In the latest threat to the US-UK special relationship, the US' top diplomat in Britain has called on London to back its pressure on Iran, warning of "serious consequences" for businesses who flaunt Washington's sanctions.
Accusing Iran of "squandering its money on proxy wars and malign activities abroad," US Ambassador Woody Johnson's op-ed in the Sunday Telegraph asked the UK to "use its considerable diplomatic power and influence" to join the US "as a united front" in its effort to secure "a genuinely comprehensive agreement" on Iran ending its nuclear program.

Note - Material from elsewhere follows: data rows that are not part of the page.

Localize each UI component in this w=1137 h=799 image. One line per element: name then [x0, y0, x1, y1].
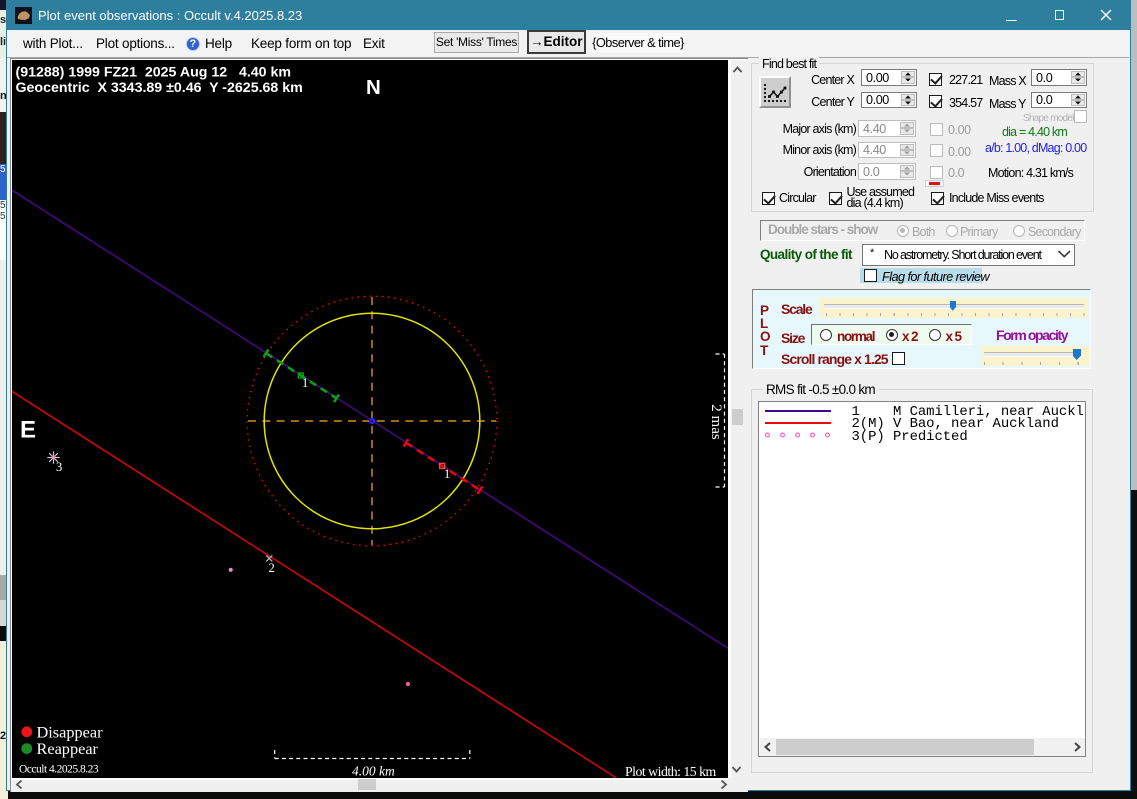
svg-text:Occult 4.2025.8.23: Occult 4.2025.8.23: [19, 763, 99, 775]
svg-text:(91288) 1999 FZ21 2025 Aug 12: (91288) 1999 FZ21 2025 Aug 12 4.40 km: [16, 64, 292, 80]
svg-text:Reappear: Reappear: [37, 739, 99, 758]
svg-text:4.00 km: 4.00 km: [352, 764, 395, 779]
svg-text:3: 3: [56, 460, 62, 474]
svg-text:N: N: [366, 76, 381, 99]
svg-text:Geocentric X 3343.89 ±0.46 Y: Geocentric X 3343.89 ±0.46 Y -2625.68 km: [16, 80, 303, 96]
svg-text:2 mas: 2 mas: [708, 404, 724, 440]
svg-text:Plot width: 15 km: Plot width: 15 km: [625, 764, 717, 778]
svg-text:E: E: [20, 417, 36, 444]
svg-text:1: 1: [302, 376, 308, 390]
svg-text:2: 2: [269, 561, 275, 575]
svg-text:1: 1: [444, 467, 450, 481]
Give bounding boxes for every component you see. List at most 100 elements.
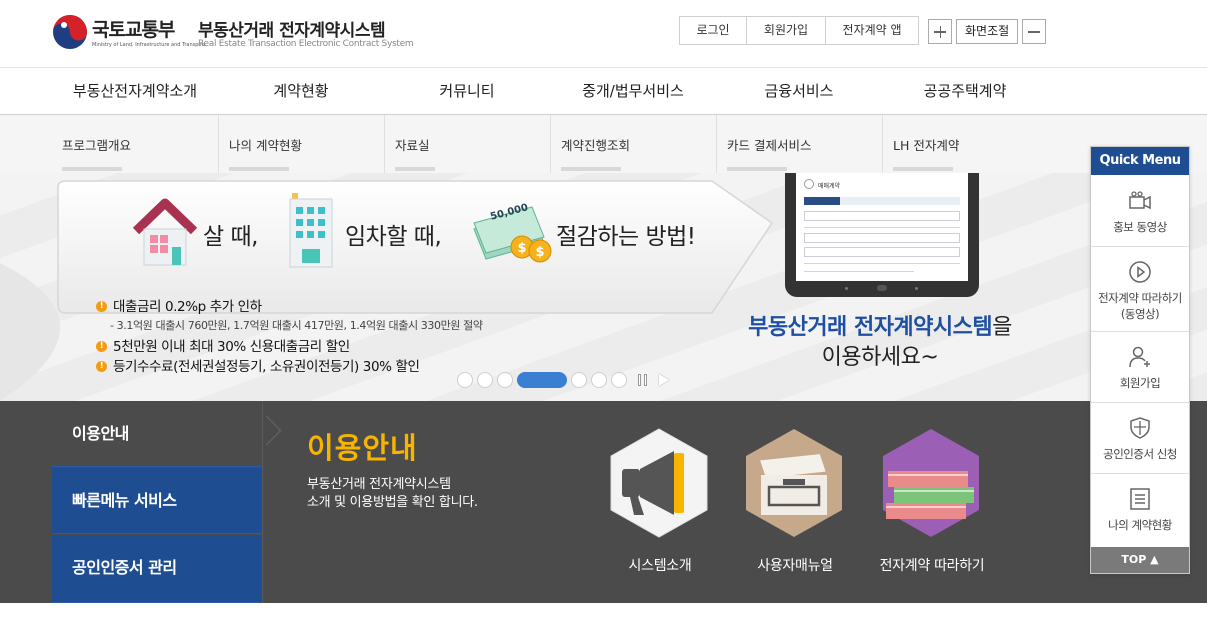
nav-intro[interactable]: 부동산전자계약소개 xyxy=(52,69,218,115)
benefit-registration-fee-text: 등기수수료(전세권설정등기, 소유권이전등기) 30% 할인 xyxy=(113,359,420,375)
taegeuk-emblem-icon xyxy=(53,15,87,49)
money-icon: $ $ 50,000 xyxy=(470,202,554,265)
info-description: 부동산거래 전자계약시스템 소개 및 이용방법을 확인 합니다. xyxy=(307,476,478,512)
login-button[interactable]: 로그인 xyxy=(680,17,747,44)
zoom-in-button[interactable] xyxy=(928,19,952,44)
tablet-screen: 매매계약 xyxy=(796,173,968,281)
zoom-label: 화면조절 xyxy=(956,19,1019,44)
quick-my-contracts[interactable]: 나의 계약현황 xyxy=(1091,475,1189,545)
minus-icon xyxy=(1028,31,1041,33)
screen-logo-icon xyxy=(804,179,814,189)
banner-title-highlight: 부동산거래 전자계약시스템 xyxy=(748,315,993,340)
follow-econtract-link[interactable]: 전자계약 따라하기 xyxy=(872,427,992,577)
zoom-out-button[interactable] xyxy=(1022,19,1047,44)
banner-benefits: ! 대출금리 0.2%p 추가 인하 - 3.1억원 대출시 760만원, 1.7… xyxy=(96,297,556,377)
pause-bar xyxy=(638,374,641,386)
pause-bar xyxy=(644,374,647,386)
quick-certificate[interactable]: 공인인증서 신청 xyxy=(1091,404,1189,474)
ministry-name: 국토교통부 xyxy=(92,19,175,41)
info-side-tabs: 이용안내 빠른메뉴 서비스 공인인증서 관리 xyxy=(52,401,263,603)
quick-follow-contract[interactable]: 전자계약 따라하기 (동영상) xyxy=(1091,248,1189,332)
plus-icon-v xyxy=(939,26,941,38)
banner-save-text: 절감하는 방법! xyxy=(556,224,696,250)
quick-follow-contract-text: 전자계약 따라하기 xyxy=(1098,291,1182,305)
sub-item-card-payment[interactable]: 카드 결제서비스 xyxy=(727,135,811,154)
slide-dot-4-active[interactable] xyxy=(517,372,567,388)
benefit-loan-detail: - 3.1억원 대출시 760만원, 1.7억원 대출시 417만원, 1.4억… xyxy=(110,319,483,332)
list-document-icon xyxy=(1130,488,1150,510)
folder-icon xyxy=(746,429,842,537)
play-icon[interactable] xyxy=(659,374,669,386)
signup-button[interactable]: 회원가입 xyxy=(747,17,826,44)
tablet-sensor xyxy=(845,287,848,290)
contract-app-button[interactable]: 전자계약 앱 xyxy=(826,17,918,44)
benefit-loan-rate-text: 대출금리 0.2%p 추가 인하 xyxy=(113,299,262,315)
sub-item-peek xyxy=(727,167,787,171)
benefit-credit-loan-text: 5천만원 이내 최대 30% 신용대출금리 할인 xyxy=(113,339,350,355)
nav-public-housing[interactable]: 공공주택계약 xyxy=(882,69,1048,115)
slide-dot-1[interactable] xyxy=(457,372,473,388)
main-banner: 살 때, 임차할 때, $ $ 50,000 절감하는 방법! ! 대출금리 0… xyxy=(0,173,1207,401)
sub-item-progress-lookup[interactable]: 계약진행조회 xyxy=(561,135,630,154)
quick-signup[interactable]: 회원가입 xyxy=(1091,333,1189,403)
sub-item-my-contracts[interactable]: 나의 계약현황 xyxy=(229,135,302,154)
info-section: 이용안내 빠른메뉴 서비스 공인인증서 관리 이용안내 부동산거래 전자계약시스… xyxy=(0,401,1207,603)
quick-promo-video[interactable]: 홍보 동영상 xyxy=(1091,177,1189,247)
quick-menu-title: Quick Menu xyxy=(1091,147,1189,175)
main-nav: 부동산전자계약소개 계약현황 커뮤니티 중개/법무서비스 금융서비스 공공주택계… xyxy=(0,69,1207,115)
nav-financial[interactable]: 금융서비스 xyxy=(716,69,882,115)
sub-col-intro: 프로그램개요 xyxy=(52,115,218,173)
screen-form-row xyxy=(804,247,960,257)
nav-community[interactable]: 커뮤니티 xyxy=(384,69,550,115)
tab-quick-service[interactable]: 빠른메뉴 서비스 xyxy=(52,468,263,534)
banner-buy-text: 살 때, xyxy=(203,224,258,250)
user-manual-label: 사용자매뉴얼 xyxy=(757,558,833,574)
quick-follow-contract-sub: (동영상) xyxy=(1120,307,1160,321)
site-logo[interactable]: 국토교통부 Ministry of Land, Infrastructure a… xyxy=(52,12,414,56)
tablet-sensor xyxy=(915,287,918,290)
info-desc-line1: 부동산거래 전자계약시스템 xyxy=(307,477,451,492)
banner-title-rest: 을 xyxy=(992,315,1012,340)
tablet-home-button xyxy=(877,285,887,291)
system-name: 부동산거래 전자계약시스템 xyxy=(198,21,386,41)
sub-item-program-overview[interactable]: 프로그램개요 xyxy=(62,135,131,154)
tab-guide[interactable]: 이용안내 xyxy=(52,401,263,467)
nav-contract-status[interactable]: 계약현황 xyxy=(218,69,384,115)
slide-dot-3[interactable] xyxy=(497,372,513,388)
svg-text:$: $ xyxy=(535,245,544,260)
shield-icon xyxy=(1130,417,1150,439)
slide-dot-6[interactable] xyxy=(591,372,607,388)
util-menu: 로그인 회원가입 전자계약 앱 xyxy=(679,16,919,45)
sub-col-community: 자료실 xyxy=(384,115,550,173)
screen-form-row xyxy=(804,211,960,221)
sub-col-status: 나의 계약현황 xyxy=(218,115,384,173)
sub-col-brokerage: 계약진행조회 xyxy=(550,115,716,173)
sub-col-financial: 카드 결제서비스 xyxy=(716,115,882,173)
sub-item-peek xyxy=(561,167,621,171)
system-intro-link[interactable]: 시스템소개 xyxy=(600,427,720,577)
play-circle-icon xyxy=(1129,261,1151,283)
slide-dot-2[interactable] xyxy=(477,372,493,388)
slide-dot-7[interactable] xyxy=(611,372,627,388)
benefit-credit-loan: ! 5천만원 이내 최대 30% 신용대출금리 할인 xyxy=(96,337,556,357)
pause-icon[interactable] xyxy=(637,372,651,388)
sub-col-public-housing: LH 전자계약 xyxy=(882,115,1090,173)
tab-divider xyxy=(262,401,263,603)
scroll-top-button[interactable]: TOP ▲ xyxy=(1091,547,1189,573)
sub-item-peek xyxy=(229,167,289,171)
nav-brokerage-legal[interactable]: 중개/법무서비스 xyxy=(550,69,716,115)
user-manual-link[interactable]: 사용자매뉴얼 xyxy=(735,427,855,577)
follow-econtract-label: 전자계약 따라하기 xyxy=(879,558,985,574)
benefit-loan-rate: ! 대출금리 0.2%p 추가 인하 xyxy=(96,297,556,317)
banner-title-line2: 이용하세요~ xyxy=(821,345,939,370)
building-icon xyxy=(289,193,333,268)
slide-dot-5[interactable] xyxy=(571,372,587,388)
sub-item-archive[interactable]: 자료실 xyxy=(395,135,430,154)
sub-item-lh-contract[interactable]: LH 전자계약 xyxy=(893,135,959,154)
quick-promo-video-label: 홍보 동영상 xyxy=(1113,220,1167,234)
quick-menu: Quick Menu 홍보 동영상 전자계약 따라하기 (동영상) 회원가입 공… xyxy=(1090,146,1190,574)
tab-certificate[interactable]: 공인인증서 관리 xyxy=(52,535,263,603)
megaphone-icon xyxy=(610,428,708,538)
banner-title: 부동산거래 전자계약시스템을 이용하세요~ xyxy=(700,313,1060,373)
zoom-control: 화면조절 xyxy=(928,19,1047,44)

Reiterating a threat made by his boss, US President Donald Trump, on Tuesday, Johnson added that: "The President has been explicit: any businesses that put their commercial interests in Iran ahead of the global good will risk serious consequences for their trade with the US."
Earlier this week, British Minister for Middle East Affairs Alistair Burt backed the current deal negotiated with Iran, rejecting the idea that the UK would "go along with" the US.
"We made it clear that we regard the nuclear deal as an important part of the region's security. We think this is really important, sticking to a deal a number of partners have agreed to," he said.
The US position was further undermined by an unnamed UK minister who accused Trump of simply throwing "red meat" to his support base, calling the sanctions strategy counter-productive, according to the Telegraph.
Johnson's plea comes days after US President Donald Trump upped sanctions on Iran after the US withdrew from the 2015 Joint Comprehensive Plan of Action, also known as the Iran nuclear deal, in May. The historic deal, backed by the US, Russia, and China, and negotiated by the EU, saw the lifting of economic sanctions against Iran for ditching its nuclear program.
Calling the renewed sanctions "the most biting ever imposed," Trump also threatened via Twitter that "anyone doing business with Iran will NOT be doing business with the United States."
The US pullout has been met with disbelief by European allies, who issued a statement on Monday committing to the 2015 deal and encouraged investors to maintain business ties with Iran. UK Foreign Secretary Jeremy Hunt was among the signatories.
On Saturday, German Economy Minister Peter Altmaier told Bild newspaper that "we don't let Washington dictate [their will] on trade relations with other countries," labeling the US sanctions as one instance in which America's neglect of its partners was clearly shown.
The latest US-EU disagreement comes at a diplomatic low point between Washington and the bloc, who are already locked in a dispute over tariffs on steel, aluminum, and automobiles. A tense NATO summit in July also saw Trump beat up on allies over their defense spending and accused Germany of being a "captive" of Russia.